L'histoire :
Immense entreprise, « La Fabrique » écrase la ville du poids de ses cheminées gigantesques, qui crachent à longueur de journée le poison de sa surproduction : peu importe la pollution extérieure, pourvu que le bureau du chef d’entreprise soit débarrassé du moindre recoin poussiéreux. Le Patron est ainsi et il dirige avec un inégalable talent ce petit paradis capitaliste dans lequel on surveille de près la courbe des bénéfices. Quand ces derniers faiblissent, on cherche la solution pour économiser un petit million d’euros par mois : suppression du poste de PDG (ce qui suffirait largement) ? Sympa, ce genre d’humour, pense le Patron lorsque son comptable évoque la solution. Non, le plus sérieux serait de procéder à un providentiel dégraissage massif. Dans une telle hypothèse, que les plus trouillards soient rassurés : l’idée de plonger une partie de l’effectif dans une cuve d’acier en fusion, pour éviter le paiement des indemnités de licenciement, ne traversera jamais son brillant esprit. Il serait en effet trop couteux de maintenir de l’acier à de telles températures pendant un laps de temps trop important…
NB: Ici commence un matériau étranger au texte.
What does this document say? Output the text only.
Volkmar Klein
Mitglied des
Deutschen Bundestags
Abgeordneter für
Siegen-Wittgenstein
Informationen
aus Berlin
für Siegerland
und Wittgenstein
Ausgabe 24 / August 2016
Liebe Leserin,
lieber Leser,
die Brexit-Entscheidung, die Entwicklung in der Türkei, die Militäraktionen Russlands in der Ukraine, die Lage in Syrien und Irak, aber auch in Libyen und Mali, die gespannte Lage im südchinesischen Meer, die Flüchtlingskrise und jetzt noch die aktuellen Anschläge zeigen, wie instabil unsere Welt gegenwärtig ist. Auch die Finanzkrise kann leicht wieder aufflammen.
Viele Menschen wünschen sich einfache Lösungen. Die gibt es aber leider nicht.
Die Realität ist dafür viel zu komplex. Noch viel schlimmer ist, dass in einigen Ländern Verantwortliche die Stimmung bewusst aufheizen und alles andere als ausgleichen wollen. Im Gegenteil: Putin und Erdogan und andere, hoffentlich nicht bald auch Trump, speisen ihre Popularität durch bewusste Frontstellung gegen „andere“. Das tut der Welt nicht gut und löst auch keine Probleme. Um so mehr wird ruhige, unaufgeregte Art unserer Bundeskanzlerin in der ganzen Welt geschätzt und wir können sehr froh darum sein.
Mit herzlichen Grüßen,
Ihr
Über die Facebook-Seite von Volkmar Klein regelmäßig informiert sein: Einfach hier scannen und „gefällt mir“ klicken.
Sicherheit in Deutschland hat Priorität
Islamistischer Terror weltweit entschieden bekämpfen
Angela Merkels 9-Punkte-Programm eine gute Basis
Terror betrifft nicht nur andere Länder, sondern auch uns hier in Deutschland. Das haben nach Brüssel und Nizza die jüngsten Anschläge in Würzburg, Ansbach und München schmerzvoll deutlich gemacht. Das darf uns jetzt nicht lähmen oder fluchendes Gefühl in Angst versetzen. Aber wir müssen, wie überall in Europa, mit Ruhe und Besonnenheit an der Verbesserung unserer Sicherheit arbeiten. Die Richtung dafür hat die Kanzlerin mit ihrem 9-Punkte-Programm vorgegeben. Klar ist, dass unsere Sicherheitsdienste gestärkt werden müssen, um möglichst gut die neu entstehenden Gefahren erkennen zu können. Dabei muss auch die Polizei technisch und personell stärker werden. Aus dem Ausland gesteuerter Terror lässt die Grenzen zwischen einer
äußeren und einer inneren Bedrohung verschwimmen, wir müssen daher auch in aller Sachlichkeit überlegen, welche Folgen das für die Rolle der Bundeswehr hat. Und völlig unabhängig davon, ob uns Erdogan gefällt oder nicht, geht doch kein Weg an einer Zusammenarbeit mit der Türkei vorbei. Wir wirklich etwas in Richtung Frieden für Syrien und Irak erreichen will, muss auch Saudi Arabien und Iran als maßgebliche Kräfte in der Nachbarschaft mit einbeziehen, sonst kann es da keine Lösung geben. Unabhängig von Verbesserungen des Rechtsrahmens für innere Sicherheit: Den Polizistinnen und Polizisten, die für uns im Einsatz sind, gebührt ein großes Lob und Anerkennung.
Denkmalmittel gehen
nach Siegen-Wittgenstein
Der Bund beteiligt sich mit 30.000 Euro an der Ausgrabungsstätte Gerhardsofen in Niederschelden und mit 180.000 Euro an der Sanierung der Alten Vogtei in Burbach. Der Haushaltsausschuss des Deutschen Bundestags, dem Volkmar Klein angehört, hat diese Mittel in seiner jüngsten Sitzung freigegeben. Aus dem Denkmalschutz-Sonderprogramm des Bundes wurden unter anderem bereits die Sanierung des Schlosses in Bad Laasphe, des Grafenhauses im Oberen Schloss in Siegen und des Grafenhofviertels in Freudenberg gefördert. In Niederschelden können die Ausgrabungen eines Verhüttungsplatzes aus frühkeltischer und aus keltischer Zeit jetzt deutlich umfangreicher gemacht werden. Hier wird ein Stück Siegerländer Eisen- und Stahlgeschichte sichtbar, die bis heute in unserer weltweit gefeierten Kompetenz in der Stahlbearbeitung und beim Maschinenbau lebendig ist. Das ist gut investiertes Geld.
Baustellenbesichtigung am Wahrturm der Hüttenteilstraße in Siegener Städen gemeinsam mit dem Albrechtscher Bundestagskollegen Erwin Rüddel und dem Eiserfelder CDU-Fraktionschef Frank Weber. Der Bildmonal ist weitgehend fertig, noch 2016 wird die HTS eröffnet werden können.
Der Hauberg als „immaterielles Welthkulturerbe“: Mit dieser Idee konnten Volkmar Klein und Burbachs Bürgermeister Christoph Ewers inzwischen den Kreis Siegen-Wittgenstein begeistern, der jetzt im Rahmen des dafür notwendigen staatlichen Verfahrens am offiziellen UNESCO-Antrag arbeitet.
Ce qu'on en pense sur la planète BD :
Grinçant comme une porte dont les gonds sont définitivement fâchés avec la burette d’huile, piquant comme le hérisson qui s’ébroue après sa douche matinale ou acide comme un citron, l’album des lorrains Peb et Fox débarque à point nommé dans une période où les excès du capitalisme sont pointés du doigt. Soyez tout de même tranquillisés, vous ne tiendrez pas entre vos douces mimines un de ces brulots incandescents qui tente de vous endoctriner ou de vous faire la leçon, mais simplement un ouvrage à l’humour corrosif dont l’objectif est de vous distraire avant tout. Sur le rythme d’un gag par planche, nous voici accompagnant « Le Patron », totalement déshumanisé, (normal : c’est une souris !) qui fait avaler, à longueur de planches, des couleuvres ou des pilules grosses comme des roues de camions à ses employés, partenaires économiques, chefs d’états ou autres paillassons, sur lesquels ils s’essuient les pieds allègrement. Vous l’aurez compris, il s’agit de grossir le trait, de montrer du doigt jusqu’à l’absurde, pour interpeller un chouya en surfant avec talent sur la vague du rire second degré. Les 2 compères réussissent plutôt bien ce difficile exercice et l’on se surprend à sourire de ces situations pas si éloignées que ça de la réalité. Le dessin simplissime aux couleurs unies donne au graphisme un aspect enfantin qui assoit le parti-pris de ne pas vouloir se prendre au sérieux. Une intention salvatrice qui soulage nos petits cerveaux gavés par cette fameuse crise conjuguée à tous les temps.